There’s also a controversial third proposed approach, from Montreal’s Mila Institute. Its app would use artificial intelligence to predict which people are at risk based on their contact and medical history users enter into the app.
Other important questions:
- Who holds the uploaded data? One Toronto app developer called Facedrive, whose COVID app is called TraceScan, has proposed it hold the user phone numbers and uploaded random IDs for matching, although health authorities could also hold data. Other apps have the data only going to health authorities. It is assumed in Canada adoption of the app will be voluntary (and users can decide to delete the app). As a condition to download and install an app a user has to register their mobile phone number, which then gets linked to any random IDs the app collects.
- How long will data be held? Until a declared state of emergency ends? Or, as Alberta suggests until a COVID-19 vaccine is perfected?
- What will provincial governments do with the data apps generate? One goal may be to help understand how the virus spreads. But will data be used to allow some people to go back to work and not others?
- When apps are approved will the public get to see provincial privacy impact assessments (PIA) before they are deployed? Scassa notes that Alberta released its app with a promise to soon publish its PIA.
- What about people who don’t have smartphones? Facedrive proposes creating low-cost wearable devices that can use its app.
- Can hackers deploy Bluetooth beacons in an area to capture and decrypt random IDs to follow people with the app?
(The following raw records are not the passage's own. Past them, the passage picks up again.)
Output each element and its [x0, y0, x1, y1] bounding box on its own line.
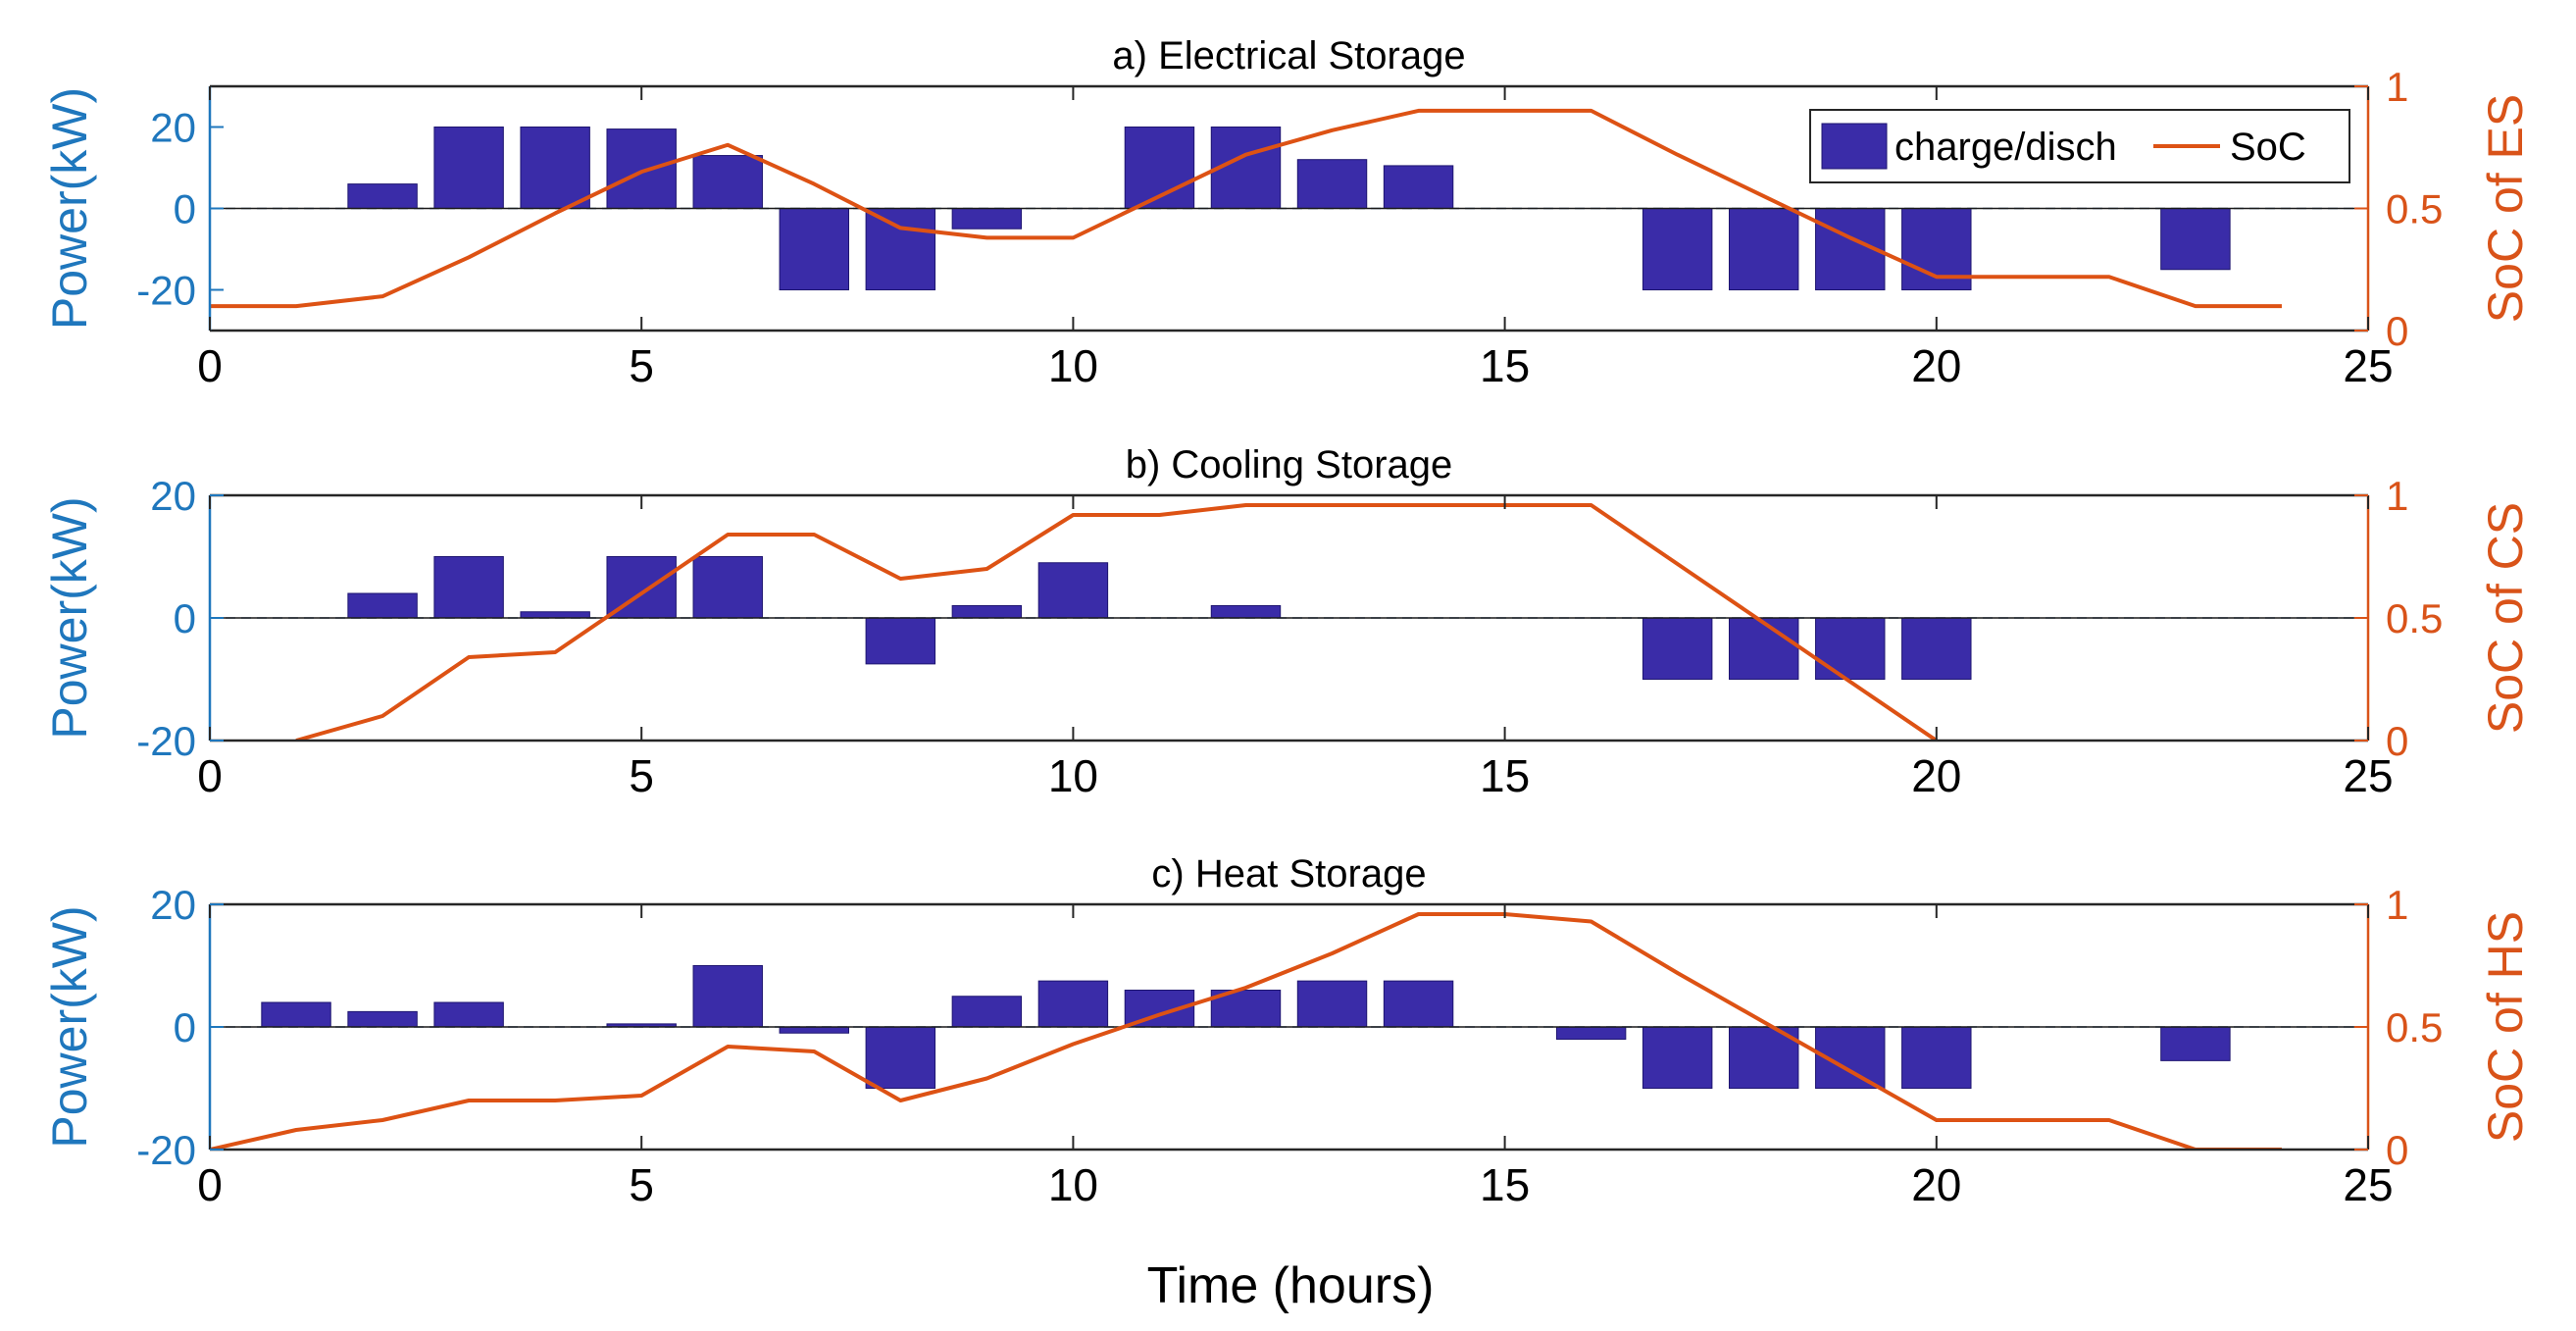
panel-title: b) Cooling Storage	[1126, 443, 1453, 486]
y2-axis-label: SoC of HS	[2478, 911, 2533, 1143]
panel-title: c) Heat Storage	[1151, 852, 1426, 896]
soc-line	[295, 503, 1938, 741]
x-tick-label: 15	[1480, 1159, 1530, 1210]
bar	[1037, 562, 1109, 619]
bar	[606, 128, 677, 209]
bar	[433, 127, 504, 209]
y-axis-label: Power(kW)	[42, 496, 97, 739]
legend-box	[1809, 109, 2350, 183]
legend-line-label: SoC	[2230, 126, 2306, 169]
x-tick-label: 20	[1911, 1159, 1961, 1210]
x-tick-label: 5	[629, 750, 654, 801]
bar	[865, 617, 936, 665]
x-tick-label: 0	[197, 340, 223, 391]
bar	[520, 127, 590, 209]
x-tick-label: 20	[1911, 750, 1961, 801]
bar	[261, 1001, 331, 1028]
panel-title: a) Electrical Storage	[1112, 34, 1465, 77]
soc-line	[210, 912, 2282, 1150]
x-tick-label: 10	[1048, 340, 1098, 391]
bar	[1296, 980, 1368, 1028]
bar	[2160, 208, 2231, 271]
x-tick-label: 15	[1480, 750, 1530, 801]
y2-tick-label: 1	[2386, 882, 2408, 928]
bar	[520, 611, 590, 619]
x-tick-label: 5	[629, 1159, 654, 1210]
legend-bar-label: charge/disch	[1894, 126, 2117, 169]
bar	[1383, 165, 1454, 210]
x-tick-label: 25	[2343, 750, 2393, 801]
legend: charge/disch SoC	[1809, 109, 2350, 183]
bar	[1901, 1026, 1972, 1089]
y-tick-label: -20	[136, 1127, 196, 1173]
bar	[1729, 208, 1799, 290]
bar	[1555, 1026, 1627, 1040]
y2-tick-label: 0	[2386, 1127, 2408, 1173]
bar	[2160, 1026, 2231, 1061]
y-tick-label: 0	[174, 1004, 196, 1050]
legend-bar-swatch	[1821, 123, 1888, 170]
bar	[692, 155, 763, 210]
y-tick-label: 0	[174, 186, 196, 232]
y2-axis-label: SoC of CS	[2478, 502, 2533, 734]
bar	[1642, 617, 1713, 680]
y2-tick-label: 0.5	[2386, 1004, 2443, 1050]
y2-axis-label: SoC of ES	[2478, 94, 2533, 323]
x-tick-label: 25	[2343, 340, 2393, 391]
bar	[692, 556, 763, 619]
bar	[433, 556, 504, 619]
y2-tick-label: 0.5	[2386, 186, 2443, 232]
y-axis-label: Power(kW)	[42, 905, 97, 1148]
y-axis-label: Power(kW)	[42, 87, 97, 330]
bar	[779, 1026, 849, 1034]
bar	[347, 1010, 418, 1028]
bar	[1296, 159, 1368, 209]
bar	[779, 208, 849, 290]
bar	[692, 965, 763, 1028]
x-tick-label: 25	[2343, 1159, 2393, 1210]
y2-tick-label: 1	[2386, 64, 2408, 110]
y-tick-label: -20	[136, 268, 196, 314]
x-tick-label: 0	[197, 750, 223, 801]
bar	[347, 592, 418, 619]
bar	[433, 1001, 504, 1028]
bar	[1383, 980, 1454, 1028]
bar	[951, 996, 1023, 1028]
bar	[347, 183, 418, 210]
x-tick-label: 15	[1480, 340, 1530, 391]
x-tick-label: 10	[1048, 750, 1098, 801]
y2-tick-label: 0	[2386, 718, 2408, 764]
bar	[865, 208, 936, 290]
bar	[865, 1026, 936, 1089]
x-axis-label: Time (hours)	[1147, 1257, 1435, 1314]
x-tick-label: 5	[629, 340, 654, 391]
y-tick-label: -20	[136, 718, 196, 764]
bar	[1037, 980, 1109, 1028]
bar	[1210, 605, 1282, 619]
bar	[1815, 617, 1886, 680]
y-tick-label: 20	[150, 882, 196, 928]
y2-tick-label: 0	[2386, 308, 2408, 354]
bar	[1729, 617, 1799, 680]
bar	[1642, 208, 1713, 290]
y-tick-label: 0	[174, 595, 196, 641]
y2-tick-label: 1	[2386, 473, 2408, 519]
x-tick-label: 10	[1048, 1159, 1098, 1210]
bar	[951, 208, 1023, 230]
x-tick-label: 20	[1911, 340, 1961, 391]
y-tick-label: 20	[150, 473, 196, 519]
bar	[1901, 617, 1972, 680]
bar	[1642, 1026, 1713, 1089]
y-tick-label: 20	[150, 105, 196, 151]
y2-tick-label: 0.5	[2386, 595, 2443, 641]
x-tick-label: 0	[197, 1159, 223, 1210]
bar	[951, 605, 1023, 619]
soc-line	[210, 108, 2282, 309]
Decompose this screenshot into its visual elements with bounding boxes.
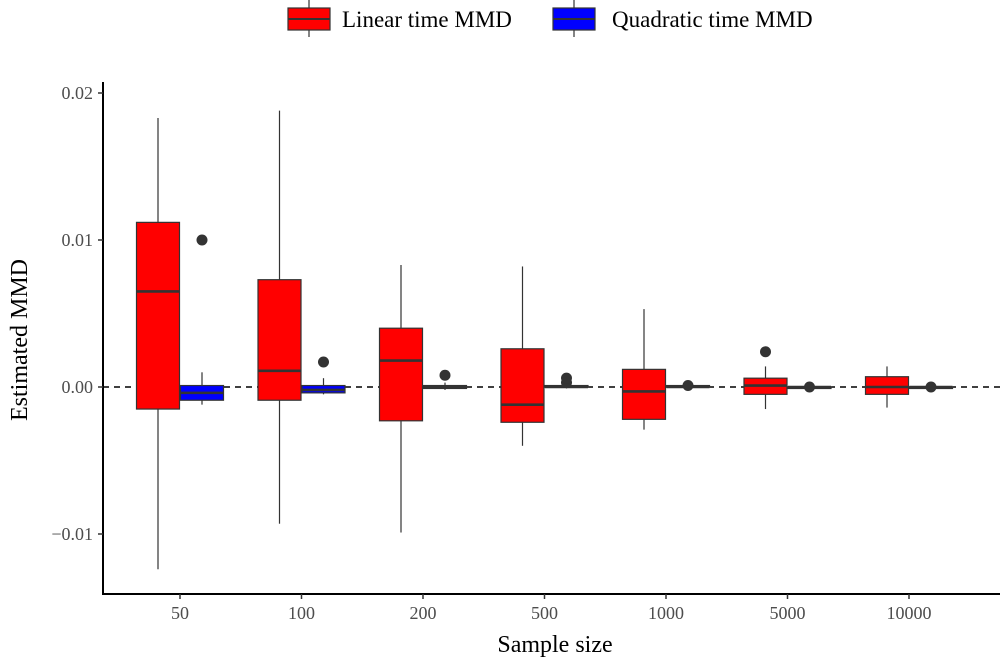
- outlier-point: [561, 372, 572, 384]
- outlier-point: [196, 234, 208, 246]
- y-tick-label: −0.01: [51, 524, 93, 544]
- series-1: [179, 234, 954, 405]
- box: [257, 279, 302, 401]
- legend: Linear time MMD Quadratic time MMD: [287, 0, 813, 37]
- plot-area: [103, 110, 1000, 570]
- box: [621, 368, 667, 420]
- x-tick-label: 5000: [770, 603, 806, 623]
- outlier-point: [682, 380, 694, 392]
- axes: −0.01 0.00 0.01 0.02 50 100 200 500 1000 5000 1000…: [51, 82, 1000, 623]
- outlier-point: [804, 381, 815, 393]
- legend-label: Linear time MMD: [342, 7, 512, 32]
- y-tick-label: 0.01: [62, 230, 94, 250]
- outlier-point: [318, 356, 329, 368]
- legend-item-0: Linear time MMD: [287, 0, 512, 37]
- x-tick-label: 50: [171, 603, 189, 623]
- x-tick-label: 1000: [648, 603, 684, 623]
- series-0: [135, 110, 910, 570]
- box: [500, 348, 545, 423]
- legend-item-1: Quadratic time MMD: [552, 0, 813, 37]
- box: [864, 376, 910, 395]
- y-tick-label: 0.02: [62, 83, 94, 103]
- y-axis-title: Estimated MMD: [7, 259, 33, 421]
- y-tick-label: 0.00: [62, 377, 94, 397]
- box: [378, 327, 424, 422]
- x-tick-label: 10000: [887, 603, 932, 623]
- x-tick-label: 500: [531, 603, 558, 623]
- legend-label: Quadratic time MMD: [612, 7, 813, 32]
- box: [135, 221, 181, 410]
- x-axis-title: Sample size: [497, 632, 612, 658]
- outlier-point: [760, 346, 771, 358]
- x-tick-label: 100: [288, 603, 315, 623]
- outlier-point: [439, 369, 451, 381]
- x-tick-label: 200: [410, 603, 437, 623]
- outlier-point: [925, 381, 937, 393]
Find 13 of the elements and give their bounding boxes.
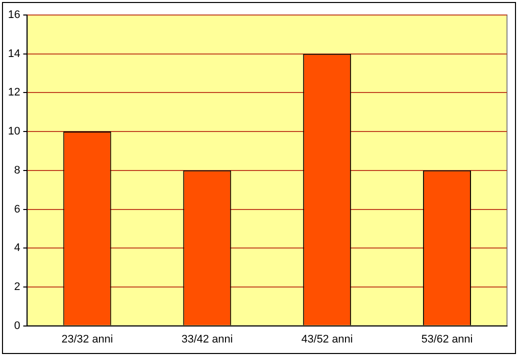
y-tick-label: 8: [14, 164, 20, 176]
y-tick-label: 14: [8, 48, 20, 60]
x-tick-label: 43/52 anni: [301, 333, 353, 346]
y-tick-label: 4: [14, 242, 20, 254]
y-tick-label: 0: [14, 320, 20, 332]
y-tick-label: 12: [8, 86, 20, 99]
y-tick-label: 16: [8, 9, 20, 22]
y-tick-label: 2: [14, 280, 20, 293]
y-tick-label: 6: [14, 203, 20, 216]
y-tick-label: 10: [8, 126, 20, 138]
x-tick-label: 23/32 anni: [62, 333, 113, 346]
x-tick-label: 33/42 anni: [181, 333, 233, 346]
x-tick-label: 53/62 anni: [421, 333, 473, 346]
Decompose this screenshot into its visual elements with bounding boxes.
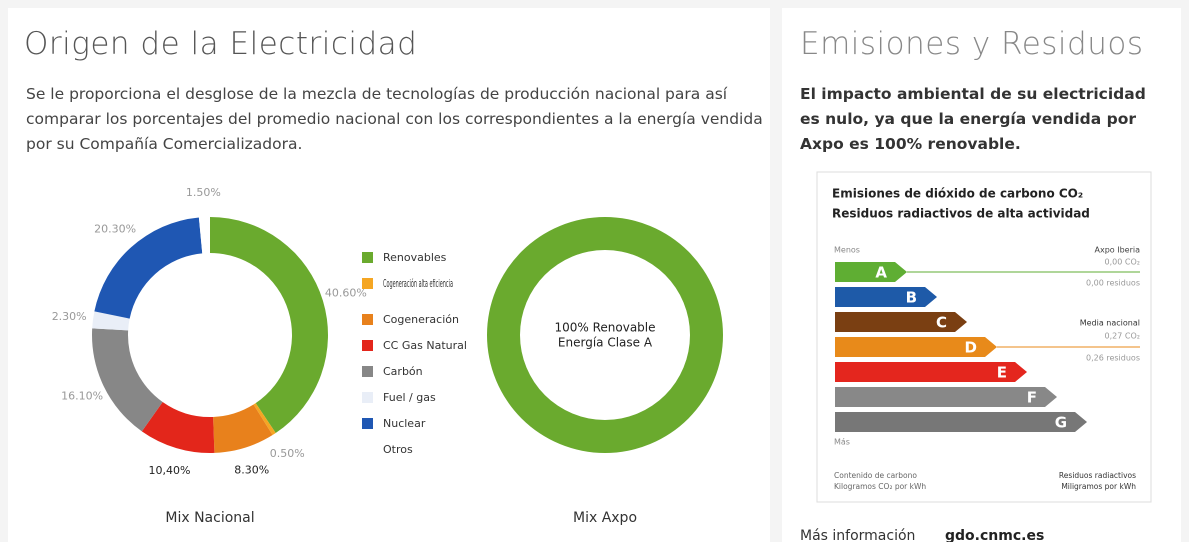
rating-bar (835, 337, 997, 357)
legend-label: CC Gas Natural (383, 339, 467, 352)
rating-letter: D (965, 339, 977, 357)
rating-letter: E (997, 364, 1007, 382)
legend-swatch (362, 340, 373, 351)
slice-label: 16.10% (61, 390, 103, 403)
axpo-info: Axpo Iberia (1095, 246, 1141, 255)
center-label: Energía Clase A (558, 336, 653, 350)
slice-label: 10,40% (149, 464, 191, 477)
footer-right: Miligramos por kWh (1061, 482, 1136, 491)
axpo-info: 0,00 CO₂ (1105, 258, 1140, 267)
legend-swatch (362, 278, 373, 289)
slice-label: 8.30% (234, 464, 269, 477)
donut-slice (94, 217, 203, 319)
label-title: Emisiones de dióxido de carbono CO₂ (832, 187, 1083, 201)
slice-label: 0.50% (270, 447, 305, 460)
more-info-label: Más información (800, 528, 915, 542)
legend-label: Nuclear (383, 417, 426, 430)
legend-label: Carbón (383, 365, 423, 378)
donut-slice (198, 217, 210, 254)
title: Origen de la Electricidad (24, 26, 418, 62)
legend-label: Otros (383, 443, 413, 456)
legend-label: Renovables (383, 251, 447, 264)
slice-label: 40.60% (325, 287, 367, 300)
rating-letter: G (1055, 414, 1067, 432)
media-info: 0,27 CO₂ (1105, 332, 1140, 341)
center-label: 100% Renovable (554, 321, 655, 335)
legend-swatch (362, 252, 373, 263)
donut-slice (92, 311, 130, 331)
rating-bar (835, 287, 937, 307)
media-info: Media nacional (1080, 319, 1140, 328)
description: El impacto ambiental de su electricidad … (800, 85, 1146, 153)
legend-swatch (362, 418, 373, 429)
chart-caption: Mix Axpo (573, 510, 637, 526)
donut-slice (213, 404, 273, 453)
donut-slice (141, 401, 215, 453)
rating-bar (835, 362, 1027, 382)
label-title: Residuos radiactivos de alta actividad (832, 207, 1090, 221)
rating-letter: A (875, 264, 887, 282)
legend-swatch (362, 392, 373, 403)
more: Más (834, 438, 850, 447)
rating-bar (835, 262, 907, 282)
more-info-link: gdo.cnmc.es (945, 528, 1044, 542)
rating-bar (835, 312, 967, 332)
chart-caption: Mix Nacional (165, 510, 254, 526)
slice-label: 20.30% (94, 222, 136, 235)
legend-label: Fuel / gas (383, 391, 436, 404)
legend-label: Cogeneración (383, 313, 459, 326)
footer-left: Contenido de carbono (834, 471, 917, 480)
donut-slice (91, 328, 163, 432)
footer-left: Kilogramos CO₂ por kWh (834, 482, 926, 491)
less: Menos (834, 246, 860, 255)
rating-bar (835, 387, 1057, 407)
footer-right: Residuos radiactivos (1059, 471, 1136, 480)
media-info: 0,26 residuos (1086, 354, 1140, 363)
description: Se le proporciona el desglose de la mezc… (26, 85, 763, 153)
donut-slice (253, 403, 276, 436)
legend-swatch (362, 366, 373, 377)
legend-label: Cogeneración alta eficiencia (383, 277, 453, 290)
rating-bar (835, 412, 1087, 432)
legend-swatch (362, 314, 373, 325)
rating-letter: F (1027, 389, 1037, 407)
title: Emisiones y Residuos (800, 26, 1144, 62)
rating-letter: C (936, 314, 947, 332)
slice-label: 2.30% (52, 310, 87, 323)
slice-label: 1.50% (186, 186, 221, 199)
donut-slice (210, 217, 328, 434)
axpo-info: 0,00 residuos (1086, 279, 1140, 288)
rating-letter: B (906, 289, 917, 307)
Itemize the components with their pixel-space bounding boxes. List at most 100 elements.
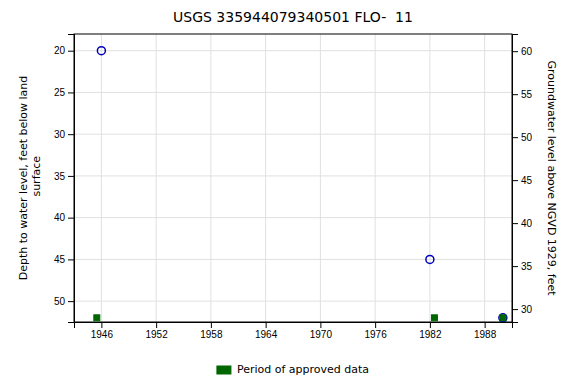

The app issue was sparked Monday when during his daily press conference Ford mentioned that earlier in the day he talked about a national standard with Deputy Prime Minister Chrystia Freeland. “I’m going to follow up with the premiers,” he added. “We need a national plan for contact tracing. Right now each individual province is doing it, but we need a national plan … It’s absolutely critical,” for many reasons, Ford added, including helping COVID-19 research.
Asked for comment a spokesperson for Freeland said the deputy prime minister and the Ontario premier discussed “the need for a truly national approach when it comes to testing and contact tracing. We appreciate our close collaboration with Ontario, and all the provinces and territories, as we tackle COVID-19 together.”